"I know," said Lucy, softened on the spot. "But if she only wouldn't—wouldn't make so free with them when they come, and if there might be a little order, and if they could have been postponed till the resident governesses had arrived. But now they are there, all of them, as merry and jocular as you like, running about the place, racing here and there, and devouring all our best fruit, tramping in and out of the greenhouses and conservatory, and making such a noise just over your study. It would be much better to give up Sunnyside—anything would be better than this."
"I don't think so, and you will find after a time that you will like your school friends. Your education will be finished without any extra cost whatever. We are being very well paid for these girls, we know they are all ladies, and your mother will be happy and in her element. How could you turn your dear mother into a precise, stately woman? It isn't in her, and you would not wish it to be."
"I don't know," said Lucy. "I think I would. But, father, you always make me ashamed of myself. You, who suffer so much, are so good, so patient."
"If I am good and patient it is because of my dear wife and my dear daughter," said the man sadly. "And now, Lucy darling, go back to them all and try to help your mother. The governesses will come to-morrow, and the day after lessons will begin. In a week's time you will see perfect order arising out of chaos, and you will be surprised at your present feelings."

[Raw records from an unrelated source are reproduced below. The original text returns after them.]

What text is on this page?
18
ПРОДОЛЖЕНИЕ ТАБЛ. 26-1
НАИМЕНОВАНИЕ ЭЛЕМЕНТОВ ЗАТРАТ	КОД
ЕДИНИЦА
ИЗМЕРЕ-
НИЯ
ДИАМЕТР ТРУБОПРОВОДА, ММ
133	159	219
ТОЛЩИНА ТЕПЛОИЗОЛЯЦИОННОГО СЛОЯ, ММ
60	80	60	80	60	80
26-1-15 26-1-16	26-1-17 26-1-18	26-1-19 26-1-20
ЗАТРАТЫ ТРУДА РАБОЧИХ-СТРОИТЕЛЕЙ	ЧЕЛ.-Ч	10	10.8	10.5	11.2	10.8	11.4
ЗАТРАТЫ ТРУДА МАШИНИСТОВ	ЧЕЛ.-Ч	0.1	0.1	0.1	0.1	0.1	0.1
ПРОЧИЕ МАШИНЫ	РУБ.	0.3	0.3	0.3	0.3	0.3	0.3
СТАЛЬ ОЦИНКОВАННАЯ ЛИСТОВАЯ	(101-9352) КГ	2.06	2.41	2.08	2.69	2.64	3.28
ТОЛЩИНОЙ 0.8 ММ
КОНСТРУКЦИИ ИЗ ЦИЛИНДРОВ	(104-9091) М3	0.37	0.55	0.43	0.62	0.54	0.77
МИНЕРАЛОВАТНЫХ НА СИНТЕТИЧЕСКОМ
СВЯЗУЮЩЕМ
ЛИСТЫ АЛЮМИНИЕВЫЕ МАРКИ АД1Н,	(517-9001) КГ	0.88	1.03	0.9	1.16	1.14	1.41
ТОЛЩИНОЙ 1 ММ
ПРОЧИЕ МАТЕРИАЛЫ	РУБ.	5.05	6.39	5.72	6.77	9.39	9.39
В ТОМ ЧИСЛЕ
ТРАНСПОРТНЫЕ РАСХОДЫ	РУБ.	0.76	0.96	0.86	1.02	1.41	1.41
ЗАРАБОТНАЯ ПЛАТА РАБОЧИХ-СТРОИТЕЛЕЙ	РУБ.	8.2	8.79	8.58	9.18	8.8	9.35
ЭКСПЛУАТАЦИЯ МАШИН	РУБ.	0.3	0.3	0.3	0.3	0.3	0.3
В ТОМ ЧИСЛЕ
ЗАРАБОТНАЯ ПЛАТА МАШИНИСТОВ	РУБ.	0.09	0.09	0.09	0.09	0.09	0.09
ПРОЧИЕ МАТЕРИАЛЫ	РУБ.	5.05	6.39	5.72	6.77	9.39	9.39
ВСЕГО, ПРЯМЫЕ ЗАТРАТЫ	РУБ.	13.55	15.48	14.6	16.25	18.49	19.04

Lucy raised her father's hand to her lips. She loved her mother, but she adored him, with his slight stoop, his scholarly face, his gentle smile, his kindly eyes. There were few men more beloved than Professor Merriman. He had given some really great books to the world, and was a scholar in the truest and best sense of the word. When he instructed Lucy, which he did now and then, she regarded those moments as the happiest and most sacred of her life.
"Well, whatever happens, I have got him," she thought as she turned to go back to the house. "And if it adds any years to his precious life, surely I can endure anything. But I do hope he won't get to like any of those girls. Perhaps he will. Perhaps he will even offer to teach some of them. I sincerely trust none of them are clever. Oh, who is this queer little creature coming to meet me?"
The queer little creature in question, dressed in brown holland, with a small brown hat and cotton gloves, was no other than Phyllis Flower. She ran up to Lucy, and stood in front of her, and said, "Is your father really the great Professor Ralph Merriman?"
"Yes," said Lucy, coloring and smiling, for it was delightful to her to hear the appreciative tone in Phyllis's voice.
"I thought so, but I was not quite sure. Agnes Sparkes and I were arguing about it. Agnes said it couldn't be, but I said it was. I am very glad. I hope we shall see him sometimes."
"He is not well," said Lucy. "He can't be disturbed."